International group of researchers under the leadership of Professor Sangmin Lee developed artificial viral capsules using computational capabilities of artificial intelligence. This revolutionary development introduces a new method of delivering genetic material to target cells.
Viruses enclose genetic material in spherical protein membranes to multiply, penetrate host cells, and cause diseases by introducing malicious DNA. Inspired by this complex structure, scientists created artificial proteins that mimic viruses, but for beneficial purposes.
However, current methods, such as adenoassociated viruses (AAV), have limitations.
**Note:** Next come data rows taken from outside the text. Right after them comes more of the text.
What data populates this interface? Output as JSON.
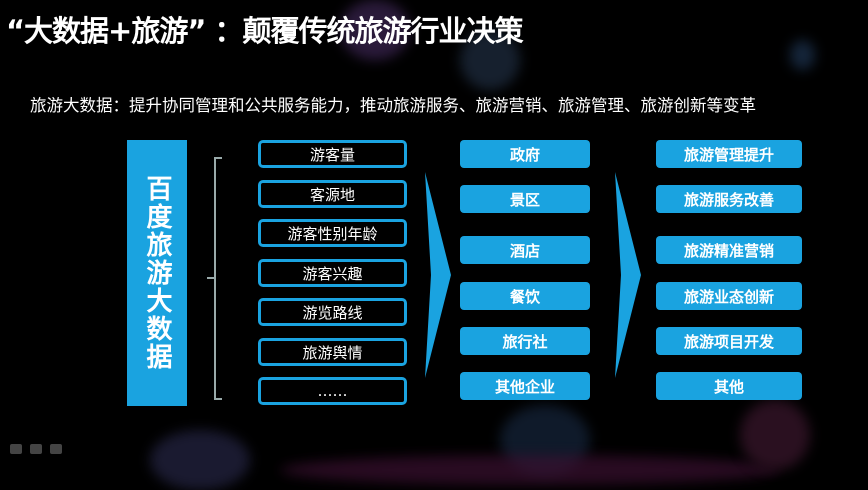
{
  "title": "“大数据+旅游” ：颠覆传统旅游行业决策",
  "subtitle": "旅游大数据：提升协同管理和公共服务能力，推动旅游服务、旅游营销、旅游管理、旅游创新等变革",
  "source": "百度旅游大数据",
  "data_items": [
    "游客量",
    "客源地",
    "游客性别年龄",
    "游客兴趣",
    "游览路线",
    "旅游舆情",
    "……"
  ],
  "users": [
    "政府",
    "景区",
    "酒店",
    "餐饮",
    "旅行社",
    "其他企业"
  ],
  "outcomes": [
    "旅游管理提升",
    "旅游服务改善",
    "旅游精准营销",
    "旅游业态创新",
    "旅游项目开发",
    "其他"
  ],
  "colors": {
    "accent": "#1aa3e0",
    "background": "#000000"
  }
}
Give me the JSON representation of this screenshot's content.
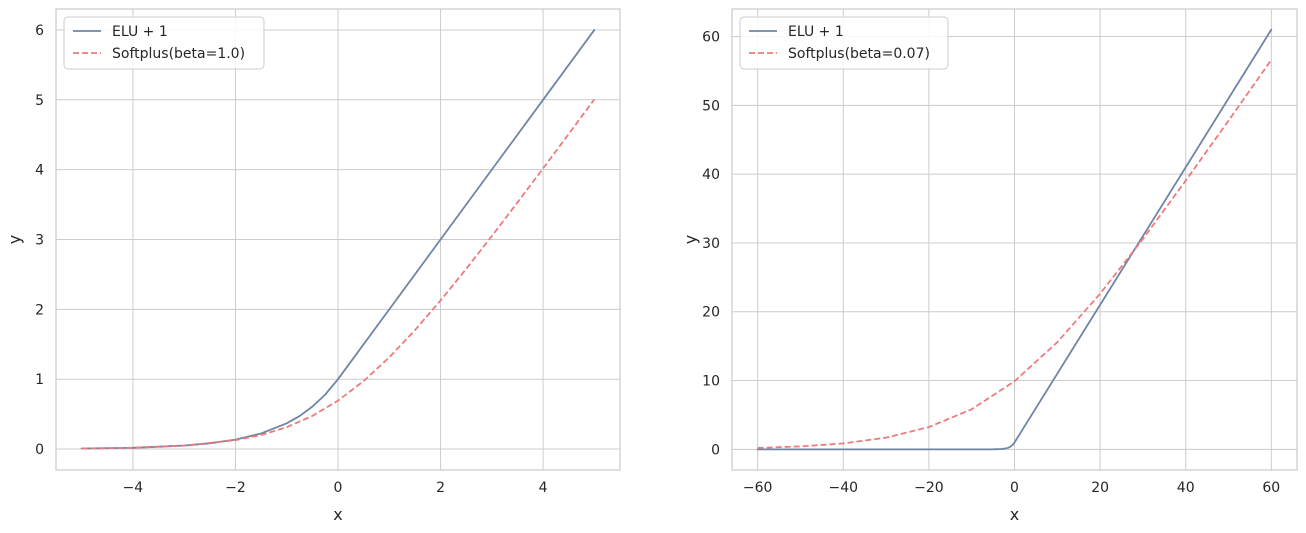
{
  "colors": {
    "elu": "#6e86a4",
    "softplus": "#ee7b7b",
    "grid": "#cccccc",
    "frame": "#cccccc",
    "text": "#262626"
  },
  "chart_data": [
    {
      "type": "line",
      "title": "",
      "xlabel": "x",
      "ylabel": "y",
      "xlim": [
        -5.5,
        5.5
      ],
      "ylim": [
        -0.3,
        6.3
      ],
      "xticks": [
        -4,
        -2,
        0,
        2,
        4
      ],
      "xtick_labels": [
        "−4",
        "−2",
        "0",
        "2",
        "4"
      ],
      "yticks": [
        0,
        1,
        2,
        3,
        4,
        5,
        6
      ],
      "ytick_labels": [
        "0",
        "1",
        "2",
        "3",
        "4",
        "5",
        "6"
      ],
      "grid": true,
      "legend_position": "top-left",
      "series": [
        {
          "name": "ELU + 1",
          "style": "solid",
          "x": [
            -5,
            -4,
            -3,
            -2.5,
            -2,
            -1.5,
            -1,
            -0.75,
            -0.5,
            -0.25,
            0,
            1,
            2,
            3,
            4,
            5
          ],
          "y": [
            0.007,
            0.018,
            0.05,
            0.082,
            0.135,
            0.223,
            0.368,
            0.472,
            0.607,
            0.779,
            1,
            2,
            3,
            4,
            5,
            6
          ]
        },
        {
          "name": "Softplus(beta=1.0)",
          "style": "dashed",
          "x": [
            -5,
            -4,
            -3,
            -2,
            -1.5,
            -1,
            -0.5,
            0,
            0.5,
            1,
            1.5,
            2,
            2.5,
            3,
            3.5,
            4,
            4.5,
            5
          ],
          "y": [
            0.007,
            0.018,
            0.049,
            0.127,
            0.201,
            0.313,
            0.474,
            0.693,
            0.974,
            1.313,
            1.701,
            2.127,
            2.579,
            3.049,
            3.53,
            4.018,
            4.511,
            5.007
          ]
        }
      ]
    },
    {
      "type": "line",
      "title": "",
      "xlabel": "x",
      "ylabel": "y",
      "xlim": [
        -66,
        66
      ],
      "ylim": [
        -3,
        64
      ],
      "xticks": [
        -60,
        -40,
        -20,
        0,
        20,
        40,
        60
      ],
      "xtick_labels": [
        "−60",
        "−40",
        "−20",
        "0",
        "20",
        "40",
        "60"
      ],
      "yticks": [
        0,
        10,
        20,
        30,
        40,
        50,
        60
      ],
      "ytick_labels": [
        "0",
        "10",
        "20",
        "30",
        "40",
        "50",
        "60"
      ],
      "grid": true,
      "legend_position": "top-left",
      "series": [
        {
          "name": "ELU + 1",
          "style": "solid",
          "x": [
            -60,
            -10,
            -5,
            -3,
            -2,
            -1.5,
            -1,
            -0.5,
            0,
            60
          ],
          "y": [
            0,
            0,
            0.007,
            0.05,
            0.135,
            0.223,
            0.368,
            0.607,
            1,
            61
          ]
        },
        {
          "name": "Softplus(beta=0.07)",
          "style": "dashed",
          "x": [
            -60,
            -50,
            -40,
            -30,
            -20,
            -10,
            0,
            10,
            20,
            30,
            40,
            50,
            60
          ],
          "y": [
            0.21,
            0.43,
            0.86,
            1.7,
            3.24,
            5.83,
            9.9,
            15.57,
            22.62,
            30.58,
            39.05,
            47.77,
            56.61
          ]
        }
      ]
    }
  ]
}
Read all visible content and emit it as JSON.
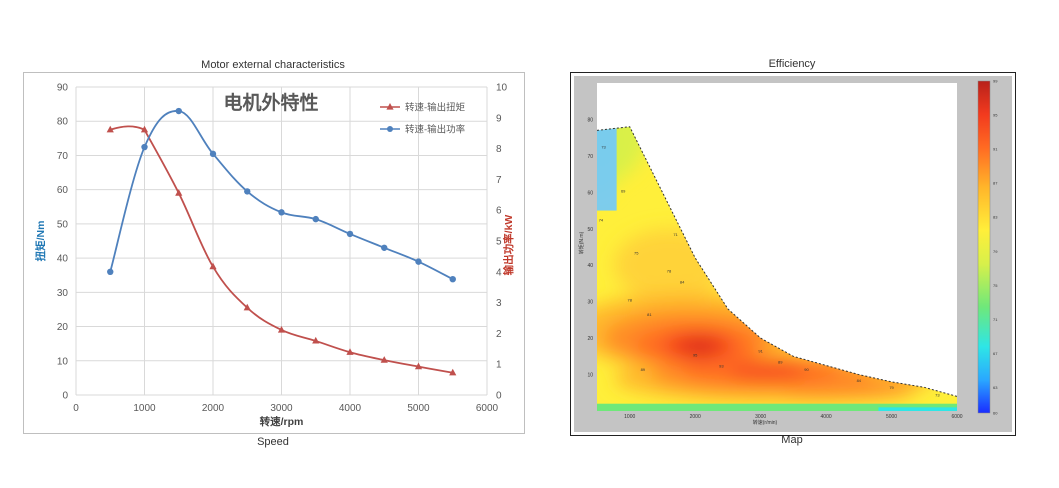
{
  "left": {
    "caption_top": "Motor external characteristics",
    "caption_bottom": "Speed",
    "chart_title": "电机外特性"
  },
  "right": {
    "caption_top": "Efficiency",
    "caption_bottom": "Map",
    "xlabel": "转速(r/min)",
    "ylabel": "转矩(N.m)"
  },
  "colors": {
    "torque": "#c0504d",
    "power": "#4f81bd",
    "y_left_label": "#1f77b4",
    "y_right_label": "#c0392b"
  },
  "chart_data": [
    {
      "type": "line",
      "title": "电机外特性",
      "xlabel": "转速/rpm",
      "ylabel_left": "扭矩/Nm",
      "ylabel_right": "输出功率/kW",
      "xlim": [
        0,
        6000
      ],
      "ylim_left": [
        0,
        90
      ],
      "ylim_right": [
        0,
        10
      ],
      "x_ticks": [
        0,
        1000,
        2000,
        3000,
        4000,
        5000,
        6000
      ],
      "y_left_ticks": [
        0,
        10,
        20,
        30,
        40,
        50,
        60,
        70,
        80,
        90
      ],
      "y_right_ticks": [
        0,
        1,
        2,
        3,
        4,
        5,
        6,
        7,
        8,
        9,
        10
      ],
      "grid": true,
      "legend_position": "top-right",
      "series": [
        {
          "name": "转速-输出扭矩",
          "axis": "left",
          "marker": "triangle",
          "color": "#c0504d",
          "x": [
            500,
            1000,
            1500,
            2000,
            2500,
            3000,
            3500,
            4000,
            4500,
            5000,
            5500
          ],
          "y": [
            77.5,
            77.5,
            59,
            37.5,
            25.5,
            19,
            15.8,
            12.5,
            10.2,
            8.3,
            6.5
          ],
          "curve_control": [
            800,
            79.5
          ]
        },
        {
          "name": "转速-输出功率",
          "axis": "right",
          "marker": "circle",
          "color": "#4f81bd",
          "x": [
            500,
            1000,
            1500,
            2000,
            2500,
            3000,
            3500,
            4000,
            4500,
            5000,
            5500
          ],
          "y": [
            4.0,
            8.05,
            9.22,
            7.83,
            6.61,
            5.93,
            5.71,
            5.23,
            4.78,
            4.33,
            3.76
          ]
        }
      ]
    },
    {
      "type": "heatmap",
      "title": "",
      "xlabel": "转速(r/min)",
      "ylabel": "转矩(N.m)",
      "xlim": [
        500,
        6000
      ],
      "ylim": [
        0,
        90
      ],
      "x_ticks": [
        1000,
        2000,
        3000,
        4000,
        5000,
        6000
      ],
      "y_ticks": [
        10,
        20,
        30,
        40,
        50,
        60,
        70,
        80
      ],
      "colorbar_ticks": [
        60,
        63,
        67,
        71,
        75,
        79,
        83,
        87,
        91,
        95,
        99
      ],
      "boundary": [
        [
          500,
          0
        ],
        [
          500,
          77
        ],
        [
          1000,
          78
        ],
        [
          1500,
          60
        ],
        [
          2000,
          42
        ],
        [
          2500,
          28
        ],
        [
          3000,
          20
        ],
        [
          3500,
          15
        ],
        [
          4000,
          12.5
        ],
        [
          4500,
          10
        ],
        [
          5000,
          8
        ],
        [
          5500,
          6.5
        ],
        [
          6000,
          4
        ],
        [
          6000,
          0
        ]
      ],
      "peak": {
        "x": 2050,
        "y": 17.5,
        "value": 95
      },
      "contour_labels": [
        {
          "x": 600,
          "y": 72,
          "text": "73"
        },
        {
          "x": 560,
          "y": 52,
          "text": "74"
        },
        {
          "x": 900,
          "y": 60,
          "text": "69"
        },
        {
          "x": 1100,
          "y": 43,
          "text": "75"
        },
        {
          "x": 1000,
          "y": 30,
          "text": "78"
        },
        {
          "x": 1300,
          "y": 26,
          "text": "81"
        },
        {
          "x": 1600,
          "y": 38,
          "text": "78"
        },
        {
          "x": 1700,
          "y": 48,
          "text": "71"
        },
        {
          "x": 1800,
          "y": 35,
          "text": "84"
        },
        {
          "x": 1200,
          "y": 11,
          "text": "89"
        },
        {
          "x": 2000,
          "y": 15,
          "text": "95"
        },
        {
          "x": 2400,
          "y": 12,
          "text": "93"
        },
        {
          "x": 3000,
          "y": 16,
          "text": "91"
        },
        {
          "x": 3300,
          "y": 13,
          "text": "89"
        },
        {
          "x": 3700,
          "y": 11,
          "text": "90"
        },
        {
          "x": 4500,
          "y": 8,
          "text": "84"
        },
        {
          "x": 5000,
          "y": 6,
          "text": "79"
        },
        {
          "x": 5700,
          "y": 4,
          "text": "73"
        }
      ]
    }
  ]
}
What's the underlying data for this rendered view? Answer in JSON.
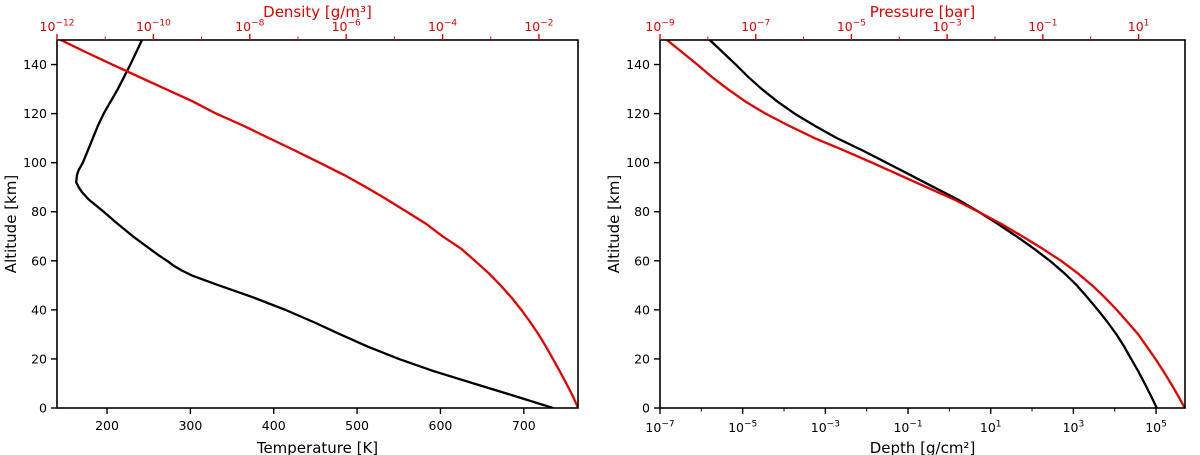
{
  "figure": {
    "background": "#ffffff",
    "accent_red": "#e00000",
    "accent_black": "#000000"
  },
  "chart_data": [
    {
      "name": "temperature-density-panel",
      "type": "line",
      "axes": {
        "left": {
          "label": "Altitude [km]",
          "min": 0,
          "max": 150,
          "ticks": [
            0,
            20,
            40,
            60,
            80,
            100,
            120,
            140
          ]
        },
        "bottom": {
          "label": "Temperature [K]",
          "scale": "linear",
          "min": 140,
          "max": 765,
          "ticks": [
            200,
            300,
            400,
            500,
            600,
            700
          ],
          "color": "#000000"
        },
        "top": {
          "label": "Density [g/m³]",
          "scale": "log",
          "min_exp": -12,
          "max_exp": -1.19,
          "tick_exps": [
            -12,
            -10,
            -8,
            -6,
            -4,
            -2
          ],
          "color": "#e00000"
        }
      },
      "series": [
        {
          "name": "temperature",
          "axis": "bottom",
          "color": "#000000",
          "points": [
            [
              0,
              735
            ],
            [
              5,
              688
            ],
            [
              10,
              640
            ],
            [
              15,
              592
            ],
            [
              20,
              550
            ],
            [
              25,
              513
            ],
            [
              30,
              480
            ],
            [
              35,
              448
            ],
            [
              40,
              414
            ],
            [
              45,
              376
            ],
            [
              50,
              334
            ],
            [
              52,
              318
            ],
            [
              54,
              302
            ],
            [
              56,
              290
            ],
            [
              58,
              280
            ],
            [
              60,
              272
            ],
            [
              62,
              263
            ],
            [
              65,
              251
            ],
            [
              70,
              231
            ],
            [
              75,
              213
            ],
            [
              80,
              196
            ],
            [
              85,
              178
            ],
            [
              88,
              170
            ],
            [
              90,
              166
            ],
            [
              92,
              163
            ],
            [
              95,
              164
            ],
            [
              97,
              166
            ],
            [
              100,
              171
            ],
            [
              105,
              177
            ],
            [
              110,
              183
            ],
            [
              115,
              189
            ],
            [
              120,
              196
            ],
            [
              130,
              213
            ],
            [
              140,
              228
            ],
            [
              150,
              242
            ]
          ]
        },
        {
          "name": "density",
          "axis": "top",
          "color": "#e00000",
          "points": [
            [
              0,
              0.065
            ],
            [
              5,
              0.05
            ],
            [
              10,
              0.037
            ],
            [
              15,
              0.027
            ],
            [
              20,
              0.0195
            ],
            [
              25,
              0.014
            ],
            [
              30,
              0.0098
            ],
            [
              35,
              0.0066
            ],
            [
              40,
              0.0043
            ],
            [
              45,
              0.0027
            ],
            [
              50,
              0.0016
            ],
            [
              55,
              0.0009
            ],
            [
              60,
              0.00047
            ],
            [
              65,
              0.00024
            ],
            [
              70,
              0.0001
            ],
            [
              75,
              4.6e-05
            ],
            [
              80,
              1.8e-05
            ],
            [
              85,
              7e-06
            ],
            [
              90,
              2.6e-06
            ],
            [
              95,
              9e-07
            ],
            [
              100,
              2.8e-07
            ],
            [
              105,
              8.5e-08
            ],
            [
              110,
              2.5e-08
            ],
            [
              115,
              7.5e-09
            ],
            [
              120,
              2e-09
            ],
            [
              125,
              6.5e-10
            ],
            [
              130,
              1.8e-10
            ],
            [
              135,
              5e-11
            ],
            [
              140,
              1.4e-11
            ],
            [
              145,
              4e-12
            ],
            [
              150,
              1.2e-12
            ]
          ]
        }
      ]
    },
    {
      "name": "depth-pressure-panel",
      "type": "line",
      "axes": {
        "left": {
          "label": "Altitude [km]",
          "min": 0,
          "max": 150,
          "ticks": [
            0,
            20,
            40,
            60,
            80,
            100,
            120,
            140
          ]
        },
        "bottom": {
          "label": "Depth [g/cm²]",
          "scale": "log",
          "min_exp": -7,
          "max_exp": 5.7,
          "tick_exps": [
            -7,
            -5,
            -3,
            -1,
            1,
            3,
            5
          ],
          "color": "#000000"
        },
        "top": {
          "label": "Pressure [bar]",
          "scale": "log",
          "min_exp": -9,
          "max_exp": 1.97,
          "tick_exps": [
            -9,
            -7,
            -5,
            -3,
            -1,
            1
          ],
          "color": "#e00000"
        }
      },
      "series": [
        {
          "name": "depth",
          "axis": "bottom",
          "color": "#000000",
          "points": [
            [
              0,
              104000.0
            ],
            [
              5,
              75000.0
            ],
            [
              10,
              53000.0
            ],
            [
              15,
              37000.0
            ],
            [
              20,
              25000.0
            ],
            [
              25,
              17000.0
            ],
            [
              30,
              11000.0
            ],
            [
              35,
              6700.0
            ],
            [
              40,
              3900.0
            ],
            [
              45,
              2200.0
            ],
            [
              50,
              1210.0
            ],
            [
              55,
              600.0
            ],
            [
              60,
              270.0
            ],
            [
              65,
              110.0
            ],
            [
              70,
              42.0
            ],
            [
              75,
              15.0
            ],
            [
              80,
              5.1
            ],
            [
              85,
              1.6
            ],
            [
              90,
              0.42
            ],
            [
              95,
              0.113
            ],
            [
              100,
              0.03
            ],
            [
              105,
              0.0079
            ],
            [
              110,
              0.0019
            ],
            [
              115,
              0.00056
            ],
            [
              120,
              0.00018
            ],
            [
              125,
              6.8e-05
            ],
            [
              130,
              2.9e-05
            ],
            [
              135,
              1.35e-05
            ],
            [
              140,
              6.8e-06
            ],
            [
              145,
              3.3e-06
            ],
            [
              150,
              1.6e-06
            ]
          ]
        },
        {
          "name": "pressure",
          "axis": "top",
          "color": "#e00000",
          "points": [
            [
              0,
              92.1
            ],
            [
              5,
              66.7
            ],
            [
              10,
              47.4
            ],
            [
              15,
              33.0
            ],
            [
              20,
              22.5
            ],
            [
              25,
              14.9
            ],
            [
              30,
              9.85
            ],
            [
              35,
              5.9
            ],
            [
              40,
              3.5
            ],
            [
              45,
              1.98
            ],
            [
              50,
              1.07
            ],
            [
              55,
              0.53
            ],
            [
              60,
              0.24
            ],
            [
              65,
              0.097
            ],
            [
              70,
              0.037
            ],
            [
              75,
              0.0136
            ],
            [
              80,
              0.0045
            ],
            [
              85,
              0.0014
            ],
            [
              90,
              0.00037
            ],
            [
              95,
              0.0001
            ],
            [
              100,
              2.7e-05
            ],
            [
              105,
              7e-06
            ],
            [
              110,
              1.7e-06
            ],
            [
              115,
              5e-07
            ],
            [
              120,
              1.6e-07
            ],
            [
              125,
              6e-08
            ],
            [
              130,
              2.6e-08
            ],
            [
              135,
              1.2e-08
            ],
            [
              140,
              6e-09
            ],
            [
              145,
              2.9e-09
            ],
            [
              150,
              1.4e-09
            ]
          ]
        }
      ]
    }
  ]
}
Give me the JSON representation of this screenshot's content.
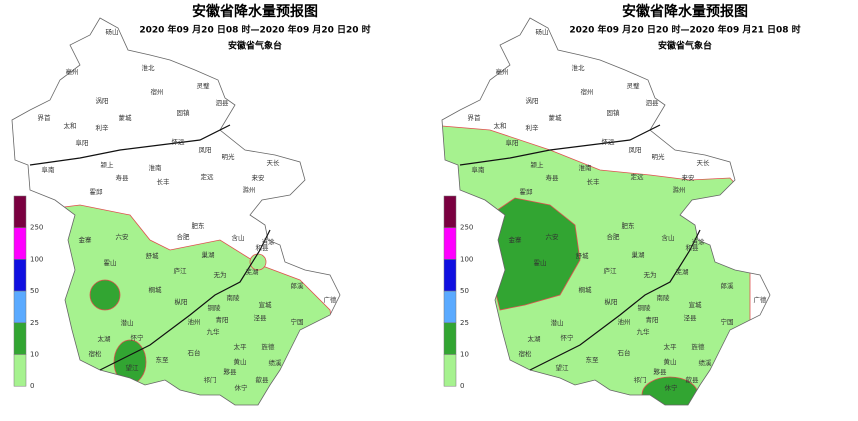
{
  "maps": [
    {
      "title": "安徽省降水量预报图",
      "subtitle": "2020 年09 月20 日08 时—2020 年09 月20 日20 时",
      "agency": "安徽省气象台"
    },
    {
      "title": "安徽省降水量预报图",
      "subtitle": "2020 年09 月20 日20 时—2020 年09 月21 日08 时",
      "agency": "安徽省气象台"
    }
  ],
  "legend": {
    "labels": [
      "250",
      "100",
      "50",
      "25",
      "10",
      "0"
    ],
    "colors": [
      "#7a0040",
      "#ff00ff",
      "#1010e0",
      "#5aaaff",
      "#32a532",
      "#a6f28f"
    ]
  },
  "cities": [
    "砀山",
    "亳州",
    "淮北",
    "涡阳",
    "宿州",
    "灵璧",
    "泗县",
    "界首",
    "太和",
    "利辛",
    "蒙城",
    "固镇",
    "阜南",
    "阜阳",
    "怀远",
    "凤阳",
    "明光",
    "天长",
    "颍上",
    "淮南",
    "长丰",
    "寿县",
    "定远",
    "滁州",
    "来安",
    "霍邱",
    "金寨",
    "六安",
    "霍山",
    "舒城",
    "合肥",
    "肥东",
    "含山",
    "和县",
    "巢湖",
    "庐江",
    "无为",
    "芜湖",
    "当涂",
    "桐城",
    "枞阳",
    "潜山",
    "太湖",
    "怀宁",
    "宿松",
    "望江",
    "东至",
    "池州",
    "铜陵",
    "南陵",
    "宣城",
    "郎溪",
    "广德",
    "宁国",
    "泾县",
    "旌德",
    "绩溪",
    "青阳",
    "九华",
    "石台",
    "太平",
    "黄山",
    "歙县",
    "祁门",
    "黟县",
    "休宁"
  ]
}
The size of nanocapsules restricts the transfer of sufficient genes, and their simple design lacks the multifunctionality seen in natural viral proteins.
By analyzing and replicating the intricate structural features of viruses, AI identified the importance of small asymmetric elements that determine functionality. The research group successfully recreated these nuances in artificial constructs.
The resulting nanostructures consist of four artificial protein types forming tetrahedral, octahedral, and icosahedral shapes. The interactions between these proteins create six different stability functions in the structure.
Of particular interest is the icosahedral structure, with a diameter of 75 nanometers. Compared to traditional gene delivery vectors, it offers three times the capacity.
Laboratory tests confirmed the effectiveness of the new nanocapsules, as they efficiently entered target cells and released their contents without damaging cell integrity.
This groundbreaking technology of creating artificial protein structures using AI opens up possibilities for new advancements in biomedicine. In addition to genetic therapy, this method holds promise for vaccine development and targeted drug delivery systems.